British Bank Tries To Rein In Its Horrible Jerk Bankers A Bit

British Bank Tries To Rein In Its Horrible Jerk Bankers A Bit
"Scr*w you all, plebs! I'm keeping all of it and there's nothing you can do about it." (ha-ha)
"Scr*w you all, plebs! I'm keeping all of it and there's nothing you can do about it." (ha-ha)

Barclays may start cutting pay to punish senior bankers who bully their underlings.

The British bank already made new rules earlier this year to help overworked junior bankers. Young bankers in the company can now work no more than 12 consecutive workdays, and have a mandatory 12 days off each fiscal quarter. But next month, Barclays will anonymously survey junior bankers to identify how senior workers treat those in the lower ranks, according to a report in the Wall Street Journal.

Well-rated senior bankers will be rewarded. Widely disliked upper-rung employees can expect “repercussions” as their rating is “taken into account when making decisions around pay,” the WSJ’s Matt Turner and Nick Kostov wrote.

Barclays did not respond to requests from The Huffington Post for comment on Wednesday.

The move to empower junior employees is among the most radical in the financial industry. Wall Street has been rapidly losing its young recruits to technology startups, where ties are often optional and cushy perks abound. At the Wharton School of the University of Pennsylvania, 25 percent of the undergraduate class of 2013 entered jobs in investment banking, according to The New York Times. That’s down from 48 percent in 2007.
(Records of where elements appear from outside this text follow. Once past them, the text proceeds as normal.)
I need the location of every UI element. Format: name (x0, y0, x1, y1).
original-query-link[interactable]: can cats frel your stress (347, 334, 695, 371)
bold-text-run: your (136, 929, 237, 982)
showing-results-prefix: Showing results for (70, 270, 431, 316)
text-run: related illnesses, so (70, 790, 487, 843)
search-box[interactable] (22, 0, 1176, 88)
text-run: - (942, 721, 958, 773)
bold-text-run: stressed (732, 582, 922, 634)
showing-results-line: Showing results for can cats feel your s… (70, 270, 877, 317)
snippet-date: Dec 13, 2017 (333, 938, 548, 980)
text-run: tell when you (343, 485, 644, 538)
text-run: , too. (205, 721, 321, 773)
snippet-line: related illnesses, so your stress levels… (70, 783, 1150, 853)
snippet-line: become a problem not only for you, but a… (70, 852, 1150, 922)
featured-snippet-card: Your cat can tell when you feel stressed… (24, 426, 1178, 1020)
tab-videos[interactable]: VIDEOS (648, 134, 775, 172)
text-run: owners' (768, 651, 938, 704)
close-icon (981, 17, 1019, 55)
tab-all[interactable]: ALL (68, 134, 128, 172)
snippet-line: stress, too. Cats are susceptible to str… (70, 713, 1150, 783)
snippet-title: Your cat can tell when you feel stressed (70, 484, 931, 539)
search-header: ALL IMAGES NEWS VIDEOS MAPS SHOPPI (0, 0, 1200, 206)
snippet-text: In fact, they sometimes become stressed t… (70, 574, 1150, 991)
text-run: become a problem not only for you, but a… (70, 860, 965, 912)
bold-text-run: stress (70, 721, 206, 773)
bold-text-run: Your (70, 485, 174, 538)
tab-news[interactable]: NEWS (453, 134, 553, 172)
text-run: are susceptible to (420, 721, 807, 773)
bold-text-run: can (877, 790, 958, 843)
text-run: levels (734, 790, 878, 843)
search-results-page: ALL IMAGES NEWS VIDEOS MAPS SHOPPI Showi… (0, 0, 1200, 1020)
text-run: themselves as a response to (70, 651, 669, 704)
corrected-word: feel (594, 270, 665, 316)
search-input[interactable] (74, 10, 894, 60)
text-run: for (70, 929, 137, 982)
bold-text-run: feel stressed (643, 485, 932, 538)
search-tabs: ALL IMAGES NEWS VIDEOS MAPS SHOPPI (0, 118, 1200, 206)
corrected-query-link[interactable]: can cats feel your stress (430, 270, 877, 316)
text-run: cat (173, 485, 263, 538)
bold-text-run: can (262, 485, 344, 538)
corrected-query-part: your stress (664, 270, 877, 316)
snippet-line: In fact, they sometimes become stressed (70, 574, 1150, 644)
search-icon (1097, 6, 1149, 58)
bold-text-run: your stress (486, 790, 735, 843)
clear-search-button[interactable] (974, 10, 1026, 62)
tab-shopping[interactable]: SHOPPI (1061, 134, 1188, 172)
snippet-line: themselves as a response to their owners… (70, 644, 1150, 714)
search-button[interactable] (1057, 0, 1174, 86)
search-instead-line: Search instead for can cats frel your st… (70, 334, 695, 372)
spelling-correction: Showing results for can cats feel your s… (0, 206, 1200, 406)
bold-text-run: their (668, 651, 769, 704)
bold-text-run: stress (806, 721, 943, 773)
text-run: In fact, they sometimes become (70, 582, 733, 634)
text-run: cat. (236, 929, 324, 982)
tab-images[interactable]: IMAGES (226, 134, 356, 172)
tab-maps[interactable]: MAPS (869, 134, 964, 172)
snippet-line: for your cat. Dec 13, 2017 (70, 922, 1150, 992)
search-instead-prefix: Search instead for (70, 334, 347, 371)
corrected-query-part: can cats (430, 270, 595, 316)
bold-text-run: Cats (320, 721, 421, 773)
Earlier this month, investment bank Jefferies shamed managers in a company-wide letter for not respecting their employees’ need to balance work with home life.

“Waiting until the last minute to hand out work, creating unnecessary projects or deadlines, or just being insensitive makes you a jerk,” CEO Richard Handler and Chairman Brian Friedman wrote in the letter, copies of which were obtained by Dealbreaker and the Times. “We do not have or want jerks at Jefferies.”

The banking industry has been soul-searching over its treatment of underlings since a 21-year-old intern died last year of an epileptic seizure. The coroner in that case said it may have been brought on by fatigue.

Last October, Goldman Sachs started pushing junior bankers to take weekends off. Three months later, Credit Suisse sent out a memo insisting junior bankers stay home on Saturdays unless they’re working on a deal. Perhaps taking a note from Barclays, Citigroup is also planning to survey its junior workforce, thought WSJ reported that results won’t affect managers’ pay. And in August, junior bankers at most of Wall Street’s biggest firms got raises.